The selling point of Mowgli has been its "dark" quality, in comparison to the song-and-dance animated Jungle Book feature and, for that matter, the more recent live adaptation (the film which came, saw, and conquered this one, cinematic-release speaking). In practice, this results in a kind of tonal dissonance: Mowgli's frequently light-hearted coming-of-age narrative runs smack into a much bloodier story about the ethics of hunting. (TL;DR: hunting for food, good; hunting for sport, bad.) As a result, it's not always clear whom the film is for, a problem accentuated by the sometimes odd CGI (Shere Khan and Father Wolf are especially...off) and the sometimes cartoonish, sometimes very brutal violence. Interestingly enough, Mowgli turns out to have its competitor's problem with the in-universe politics of Mowgli's identity as a human being, and yet solves them it in a way that arguably out-Kiplings Kipling.
Mowgli's narrative combines the Mowgli tales from the first Jungle Book, including Shere Khan's manipulation of wolfpack politics, Mowgli's kidnapping by the Bandar-Log (here just known as the Monkey People), and Mowgli's time in the village, although it concludes by foreshadowing his afterlife as Master of the Jungle in the Second Jungle Book (without mentioning that, in his late teens, he returns to his adoptive family). Moreover, there is a new addition who serves as a pivot point, a deconstructed Great White Hunter (seriously) with a drinking problem and the perhaps somewhat odd habit of lugging all of his hunting trophies around with him. (Lockwood's obsession with Shere Khan turns out to be a sort of discount Moby Dick plot.) . Much of the tension in the film's first half derives from a rite of passage nowhere in Kipling, the "running," which qualifies the cubs for full membership in the pack; Mowgli's physical inability to keep up with the other cubs, which marks him out as a "freak" alongside his runty albino friend Bhoot, would disqualify him, were it not that he learns to master tree-climbing instead. It is only Bagheera's deliberate intervention that cheats Mowgli out of winning the contest and inadvertently leads him to being captured by the Bandar-Log. Mowgli's desire to be accepted, just like everyone else--one of the most popular plots in all of children's and YA film--supplants the original story's explanation for the loathing with which the other wolves regard him: "The others they hate thee because their eyes cannot meet thine; because thou art wise; because thou hast pulled out thorns from their feet—because thou art a man" ("Mowgli's Brothers"). Instead of the film's more generic "we're special!" with which Mowgli's buddy Bhoot tries to console him, the short story very clearly insists on the animals' instinctive recognition of human superiority. By the same token, the film displaces just about all of the nastiness of human nature (aside from some children being jerks) onto Lockwood, the aforementioned hunter; the villagers, it is made clear, have every right to want to eliminate Shere Khan (who is eating their cattle and, of course, has a history of eating them as well). Notably, Mowgli never speaks with another human being, although the stories emphasize that he picks up the language very quickly--a kind of distancing that makes it easier for him to abandon the village at the end in order to return to the jungle.

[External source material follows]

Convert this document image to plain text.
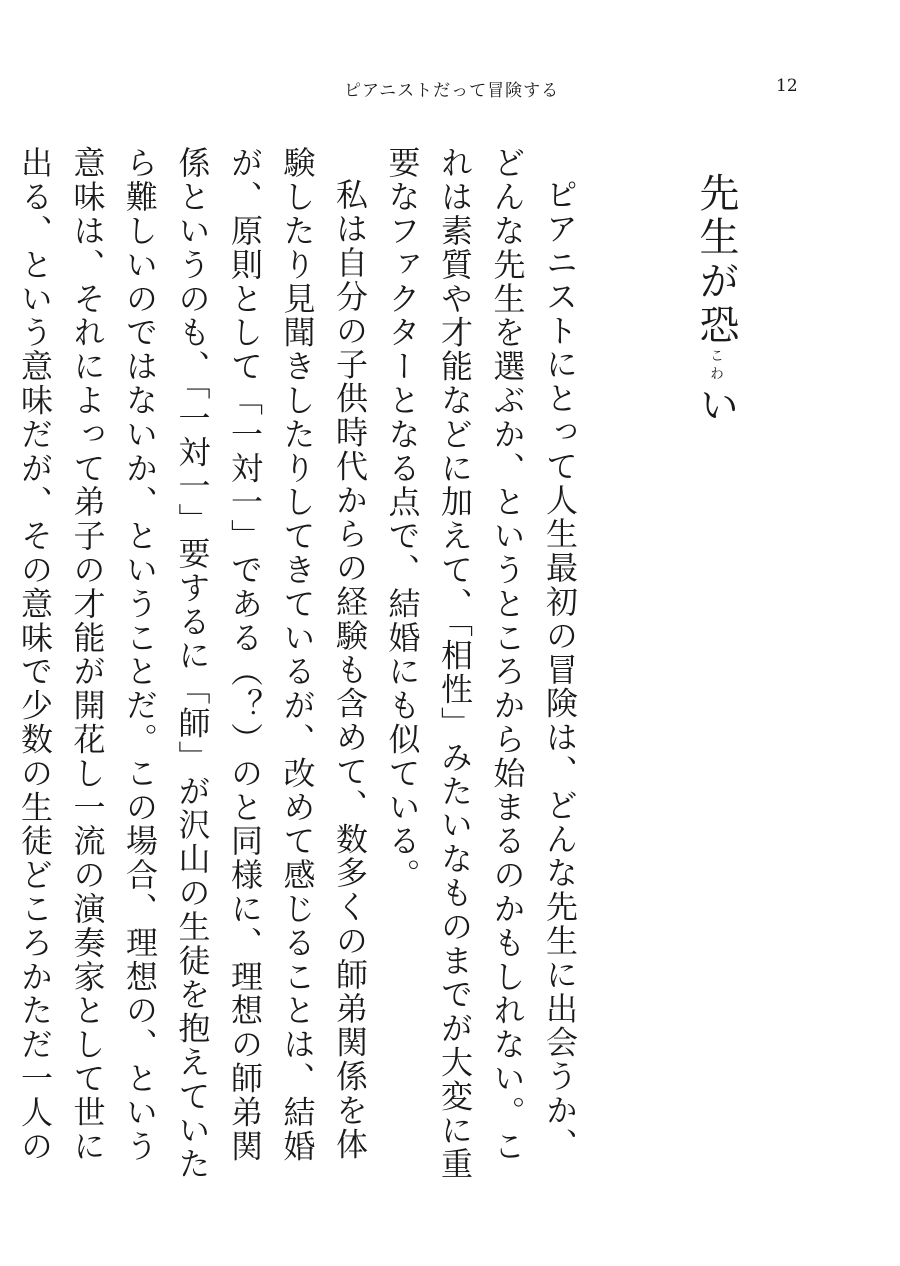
ピアニストだって冒険する	12
先生が恐こわい

ピアニストにとって人生最初の冒険は、どんな先生に出会うか、どんな先生を選ぶか、というところから始まるのかもしれない。これは素質や才能などに加えて、「相性」みたいなものまでが大変に重要なファクターとなる点で、結婚にも似ている。

私は自分の子供時代からの経験も含めて、数多くの師弟関係を体験したり見聞きしたりしてきているが、改めて感じることは、結婚が、原則として「一対一」である（？）のと同様に、理想の師弟関係というのも、「一対一」要するに「師」が沢山の生徒を抱えていたら難しいのではないか、ということだ。この場合、理想の、という意味は、それによって弟子の才能が開花し一流の演奏家として世に出る、という意味だが、その意味で少数の生徒どころかただ一人の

Structurally, as the film makes explicit in Kaa's concluding voiceover, Lockwood and Shere Khan are two aspects of the same violation of jungle law. Early on, Bagheera explains to Mowgli that hunting for food is both "sacred" and a "right," but one must never hunt for pleasure. Shere Khan, who kills cows for the fun of it (an especial violation of the law, as it brings humans into the jungle seeking vengeance), is the animal equivalent of Lockwood, a sportsman who displays rather than eats his kills. (It doesn't help that Lockwood's trophies include half of one of Hathi's tusks and, alas, the taxidermied Bhoot.) Lockwood's implied alcoholism functions similarly to Shere Khan's limp, inasmuch as both have problems with mobility (and, unfortunately for Lockwood, aiming). Moreover, it is clearly the manner of killing that is also at issue. First, in a reworking of the original, Akela evicts Mowgli from the pack for saving him with fire, a human weapon; later, Lockwood gifts Mowgli a knife with which to hunt. Mowgli's success at killing Shere Khan (here, with the help of elephants instead of buffalo) is the moment when he truly establishes himself as a successful man-wolf hybrid: Mowgli can kill Shere Khan because he isn't a wolf, and uses the knife to finally finish him off, but he also kills using the same intimacy prescribed by jungle law. Lockwood, by contrast, uses a gun, and the gunsight paradoxically makes him unable to see his own oncoming death. Having erased both the law-breakers and the overly-hidebound from the narrative--Akela dies fighting with Shere Khan, another deviation from Kipling--the film leaves the field open for Mowgli's creativity to rejuvenate jungle law. Being different, rather than being human, turns out to save the day--and yet, in the end, Mowgli's difference remains predicated on his being human.